How APIOps is reshaping the entire API lifecycle

How APIOps is reshaping the entire API lifecycle

Brad Drysdale, APAC Field Chief Technology Officer at Kong, tells us how APIOps is reshaping the entire API lifecycle.

Brad Drysdale, APAC Field Chief Technology Officer at Kong

The pandemic lockdowns caused many technical challenges for Australian businesses, but one attracting increasing attention is the use of application programming interfaces (APIs).

APIs have been used to create new digital experiences for customers and allow more efficient interactions in a world where face-to-face communication is difficult. They can support everything from order placement and payments to access to professional services.

However, frustratingly, many organizations are finding their API development methods are becoming a barrier that makes extending API usage difficult. A reliance on manual processes, complex steps, and costly builds makes creating and deploying them a challenging activity.

For this reason, increasing numbers of development teams are turning to a strategy of APIOps. With its application of proven DevOps and GitOps principles, an APIOps strategy can help to streamline the API lifecycle and expedite business benefits.

Reuse is key

To deliver the agility needed for rapid innovation, APIs must be built for consumption and reuse. This must be true for every service across the distributed ecosystem as reinventing the wheel creates costs in both time and money.

In the early days of API management, achieving reuse meant putting APIs into a themed portal for consumers to find and access. However, in today’s API economy, this is no longer enough.

Reuse has become a more complex equation which is dependent on multiple criteria, from an organization’s operating model to the desired end-user experience. As a result, the culture in successful API teams follows a product mindset, where each API is regarded as a product with a goal, a value and its own lifecycle.

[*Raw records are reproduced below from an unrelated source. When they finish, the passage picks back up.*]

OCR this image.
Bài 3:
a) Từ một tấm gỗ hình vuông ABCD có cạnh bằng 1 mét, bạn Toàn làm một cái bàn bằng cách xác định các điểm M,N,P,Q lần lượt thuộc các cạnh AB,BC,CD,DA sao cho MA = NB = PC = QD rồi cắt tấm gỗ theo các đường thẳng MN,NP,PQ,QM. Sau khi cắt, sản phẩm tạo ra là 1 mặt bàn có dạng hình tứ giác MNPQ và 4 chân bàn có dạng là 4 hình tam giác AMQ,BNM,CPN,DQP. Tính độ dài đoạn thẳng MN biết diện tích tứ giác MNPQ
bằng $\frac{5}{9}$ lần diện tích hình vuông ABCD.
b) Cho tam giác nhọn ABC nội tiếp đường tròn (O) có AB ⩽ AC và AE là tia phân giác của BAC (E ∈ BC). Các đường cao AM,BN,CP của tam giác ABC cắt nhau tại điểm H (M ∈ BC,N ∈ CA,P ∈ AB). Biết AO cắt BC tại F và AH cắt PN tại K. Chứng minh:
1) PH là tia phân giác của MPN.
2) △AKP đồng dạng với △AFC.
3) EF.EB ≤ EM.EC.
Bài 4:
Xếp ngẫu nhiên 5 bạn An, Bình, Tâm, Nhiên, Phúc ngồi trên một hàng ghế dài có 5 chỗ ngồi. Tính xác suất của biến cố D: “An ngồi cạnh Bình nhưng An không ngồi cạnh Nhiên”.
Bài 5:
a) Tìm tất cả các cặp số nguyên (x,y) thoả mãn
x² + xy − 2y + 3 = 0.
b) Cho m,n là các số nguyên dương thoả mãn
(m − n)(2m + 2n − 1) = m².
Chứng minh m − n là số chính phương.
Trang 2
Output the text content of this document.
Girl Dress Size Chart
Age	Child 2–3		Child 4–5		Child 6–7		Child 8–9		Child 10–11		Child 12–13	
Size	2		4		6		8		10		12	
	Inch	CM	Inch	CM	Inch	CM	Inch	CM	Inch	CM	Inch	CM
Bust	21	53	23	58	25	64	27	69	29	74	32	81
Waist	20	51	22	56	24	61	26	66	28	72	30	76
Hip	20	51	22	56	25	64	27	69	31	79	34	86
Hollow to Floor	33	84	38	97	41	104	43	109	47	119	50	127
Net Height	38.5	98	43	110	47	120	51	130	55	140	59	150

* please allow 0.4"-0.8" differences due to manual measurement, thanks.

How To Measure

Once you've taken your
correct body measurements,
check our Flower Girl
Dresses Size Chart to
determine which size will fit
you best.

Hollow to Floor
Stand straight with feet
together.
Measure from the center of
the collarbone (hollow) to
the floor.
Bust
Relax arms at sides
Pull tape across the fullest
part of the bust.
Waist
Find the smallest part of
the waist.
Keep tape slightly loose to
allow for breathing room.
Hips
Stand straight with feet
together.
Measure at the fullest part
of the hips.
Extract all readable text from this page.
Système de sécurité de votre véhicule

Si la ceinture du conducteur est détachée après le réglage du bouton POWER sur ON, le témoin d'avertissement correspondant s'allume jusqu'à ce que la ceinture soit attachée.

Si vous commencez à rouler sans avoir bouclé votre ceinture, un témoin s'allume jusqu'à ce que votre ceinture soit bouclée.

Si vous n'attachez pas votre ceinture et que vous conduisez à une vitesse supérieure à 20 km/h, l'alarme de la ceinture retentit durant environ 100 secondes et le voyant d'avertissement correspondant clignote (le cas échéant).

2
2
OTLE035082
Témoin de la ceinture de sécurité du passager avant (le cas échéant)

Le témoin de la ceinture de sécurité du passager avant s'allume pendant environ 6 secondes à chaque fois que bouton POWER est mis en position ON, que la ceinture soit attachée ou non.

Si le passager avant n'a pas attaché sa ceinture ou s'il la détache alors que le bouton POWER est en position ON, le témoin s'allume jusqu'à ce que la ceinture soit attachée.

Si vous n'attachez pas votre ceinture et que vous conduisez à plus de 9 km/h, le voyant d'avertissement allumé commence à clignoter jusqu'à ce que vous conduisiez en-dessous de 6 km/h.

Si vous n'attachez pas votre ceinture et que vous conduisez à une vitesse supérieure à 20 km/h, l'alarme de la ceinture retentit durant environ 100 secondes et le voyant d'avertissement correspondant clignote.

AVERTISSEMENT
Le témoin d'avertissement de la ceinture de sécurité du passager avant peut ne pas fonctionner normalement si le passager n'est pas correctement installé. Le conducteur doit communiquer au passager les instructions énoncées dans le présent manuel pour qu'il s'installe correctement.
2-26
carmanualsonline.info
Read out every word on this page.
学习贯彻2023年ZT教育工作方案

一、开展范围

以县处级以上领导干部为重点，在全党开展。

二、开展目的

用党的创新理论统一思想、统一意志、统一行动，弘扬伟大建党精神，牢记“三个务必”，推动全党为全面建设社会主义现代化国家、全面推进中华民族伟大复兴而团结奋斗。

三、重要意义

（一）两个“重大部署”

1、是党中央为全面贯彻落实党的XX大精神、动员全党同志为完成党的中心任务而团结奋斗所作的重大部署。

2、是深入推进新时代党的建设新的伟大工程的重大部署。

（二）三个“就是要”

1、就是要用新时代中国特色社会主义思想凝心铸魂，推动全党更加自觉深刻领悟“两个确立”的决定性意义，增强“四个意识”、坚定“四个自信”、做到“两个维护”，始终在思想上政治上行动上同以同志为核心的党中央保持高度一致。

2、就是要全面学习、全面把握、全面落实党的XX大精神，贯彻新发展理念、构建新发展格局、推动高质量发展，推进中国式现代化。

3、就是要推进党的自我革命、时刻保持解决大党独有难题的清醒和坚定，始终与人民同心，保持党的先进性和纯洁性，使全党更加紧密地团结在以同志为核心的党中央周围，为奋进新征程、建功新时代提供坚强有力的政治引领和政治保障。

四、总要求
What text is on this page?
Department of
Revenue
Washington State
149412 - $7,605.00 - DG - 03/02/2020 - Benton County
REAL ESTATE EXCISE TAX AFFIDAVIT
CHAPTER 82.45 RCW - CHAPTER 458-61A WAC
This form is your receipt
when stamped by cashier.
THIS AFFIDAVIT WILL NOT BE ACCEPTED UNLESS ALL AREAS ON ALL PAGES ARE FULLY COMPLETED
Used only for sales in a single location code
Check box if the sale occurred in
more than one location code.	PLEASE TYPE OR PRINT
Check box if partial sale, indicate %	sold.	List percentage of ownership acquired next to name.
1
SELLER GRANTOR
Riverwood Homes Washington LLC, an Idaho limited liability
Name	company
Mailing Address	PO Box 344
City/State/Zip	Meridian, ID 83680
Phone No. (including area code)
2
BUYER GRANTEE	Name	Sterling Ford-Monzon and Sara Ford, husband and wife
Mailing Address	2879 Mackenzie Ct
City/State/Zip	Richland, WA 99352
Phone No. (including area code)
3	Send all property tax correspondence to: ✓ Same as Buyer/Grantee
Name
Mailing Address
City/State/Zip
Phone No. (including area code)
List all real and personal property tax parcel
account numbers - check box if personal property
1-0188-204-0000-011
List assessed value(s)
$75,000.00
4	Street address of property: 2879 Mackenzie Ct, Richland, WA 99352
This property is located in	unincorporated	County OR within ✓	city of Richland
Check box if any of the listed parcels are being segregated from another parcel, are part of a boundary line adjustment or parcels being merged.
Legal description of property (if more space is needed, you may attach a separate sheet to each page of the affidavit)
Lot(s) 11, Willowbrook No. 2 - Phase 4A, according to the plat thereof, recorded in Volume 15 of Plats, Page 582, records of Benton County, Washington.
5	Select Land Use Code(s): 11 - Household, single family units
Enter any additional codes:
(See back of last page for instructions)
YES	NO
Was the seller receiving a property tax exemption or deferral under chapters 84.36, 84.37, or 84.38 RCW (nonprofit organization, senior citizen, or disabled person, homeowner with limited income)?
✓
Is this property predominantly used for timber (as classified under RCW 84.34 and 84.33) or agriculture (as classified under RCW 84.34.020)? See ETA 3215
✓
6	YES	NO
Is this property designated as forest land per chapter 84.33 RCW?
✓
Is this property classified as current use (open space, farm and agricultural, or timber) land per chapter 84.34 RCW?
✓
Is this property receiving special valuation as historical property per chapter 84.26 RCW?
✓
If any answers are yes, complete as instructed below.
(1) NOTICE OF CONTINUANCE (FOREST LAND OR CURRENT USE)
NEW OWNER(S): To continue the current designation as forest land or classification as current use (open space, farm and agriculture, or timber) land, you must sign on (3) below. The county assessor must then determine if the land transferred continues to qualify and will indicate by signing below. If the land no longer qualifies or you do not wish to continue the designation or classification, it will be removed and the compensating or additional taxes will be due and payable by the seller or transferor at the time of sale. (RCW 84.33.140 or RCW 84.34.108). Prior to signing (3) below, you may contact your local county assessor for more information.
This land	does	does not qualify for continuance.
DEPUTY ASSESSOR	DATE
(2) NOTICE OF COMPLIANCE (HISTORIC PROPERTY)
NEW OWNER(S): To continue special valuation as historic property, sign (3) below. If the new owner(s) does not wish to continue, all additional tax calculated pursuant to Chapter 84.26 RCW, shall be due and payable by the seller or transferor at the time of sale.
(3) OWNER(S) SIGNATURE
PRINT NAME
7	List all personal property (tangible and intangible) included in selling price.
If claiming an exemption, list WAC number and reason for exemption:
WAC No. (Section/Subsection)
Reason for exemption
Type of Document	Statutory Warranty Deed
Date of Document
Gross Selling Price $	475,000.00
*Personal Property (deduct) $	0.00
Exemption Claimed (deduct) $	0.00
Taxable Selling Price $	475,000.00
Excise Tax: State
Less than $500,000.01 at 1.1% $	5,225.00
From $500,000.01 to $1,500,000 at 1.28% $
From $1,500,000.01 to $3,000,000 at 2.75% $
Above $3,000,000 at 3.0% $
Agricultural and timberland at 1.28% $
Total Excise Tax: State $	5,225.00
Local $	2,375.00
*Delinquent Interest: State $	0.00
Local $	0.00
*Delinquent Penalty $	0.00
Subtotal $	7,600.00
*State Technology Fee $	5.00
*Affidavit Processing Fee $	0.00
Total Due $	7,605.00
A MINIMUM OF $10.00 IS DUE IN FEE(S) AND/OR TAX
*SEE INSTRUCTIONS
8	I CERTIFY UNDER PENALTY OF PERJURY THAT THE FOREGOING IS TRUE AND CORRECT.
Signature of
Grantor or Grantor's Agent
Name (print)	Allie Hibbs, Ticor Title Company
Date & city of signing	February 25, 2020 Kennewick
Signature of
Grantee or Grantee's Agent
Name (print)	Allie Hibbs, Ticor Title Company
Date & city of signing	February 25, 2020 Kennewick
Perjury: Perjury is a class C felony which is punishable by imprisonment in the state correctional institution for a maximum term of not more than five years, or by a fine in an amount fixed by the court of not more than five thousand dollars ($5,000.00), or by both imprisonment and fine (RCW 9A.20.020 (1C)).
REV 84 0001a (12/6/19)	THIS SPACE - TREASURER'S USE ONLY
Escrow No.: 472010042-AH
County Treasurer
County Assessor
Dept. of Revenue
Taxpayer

For any of those ‘products’ to be reused, they need to be consumable.This means they:
 

  • Are well designed, secure and compliant, and follow industry best usage and security practices
  • Are fully documented, discoverable and accessible for consumers to find and (re)use
  • Are performant, reliable and scalable so consumers enjoy a high-quality service and want to continue reusing the organization’s services

An absence of any one of these properties won’t prevent an API from being deployed, but it will limit the value it can provide. APIs missing these properties may also be unreliable and difficult to use and could even cause security risks.

The evolving role of APIOps

To overcome these challenges, development teams are applying the proven principles of DevOps and GitOps to the API lifecycle and creating an APIOps environment.

APIOps equips developers, architects and operators with self-serve and automated tools that ensure the quality of API specifications, implementations and operations is maintained throughout the lifecycle. It works by combining a service connectivity platform that supports APIOps with declarative delivery pipelines, automated governance checks and version control.

Building on GitOps, APIOps uses declarative configuration for automated deployments, which has superseded imperative configuration as the best practise approach to CI/CD because of its simplicity and efficiency.

Modern service connectivity platforms support declarative-driven automation, enabling API gateways to configure themselves based on those instructions, rather than wasting time building and maintaining scripts to manage the configuration of policies and endpoints.

Improved quality

An APIOps approach enforces API, security and governance standards throughout the pipeline, making it much easier to deliver consumable, high-quality APIs.

When designing an API, an APIOps environment also enables developers to design, test and debug in one place. Developers will be able to generate unit tests for the service’s functionality and follow policies for governance and security.

They will also be able to automatically generate the declarative config for an API in the API design platform for rapid local checks before committing and pushing their code to the right repo. Each API is thus governed from the design phase onwards with instant local testing of design and governance available throughout.

The API build phase is also improved. With APIOps, teams can use the API platform’s CLI to programmatically invoke all the quality and governance checks available to the developers any time a PR is made. As a result, teams can configure the different checks to run in whichever order best suits the use case, pipeline stage and deployment target.

Completing the process, the operator can programmatically upload the declarative config to the various modules and runtimes in the service connectivity platform which automatically self-configures. The benefits of GitOps for continuous deployment are thus being applied to the full API lifecycle.

Used effectively, APIOps can deliver the levels of automation needed to accelerate API delivery and adoption.

The end result will be better levels of customer service and a boost to the business bottom line.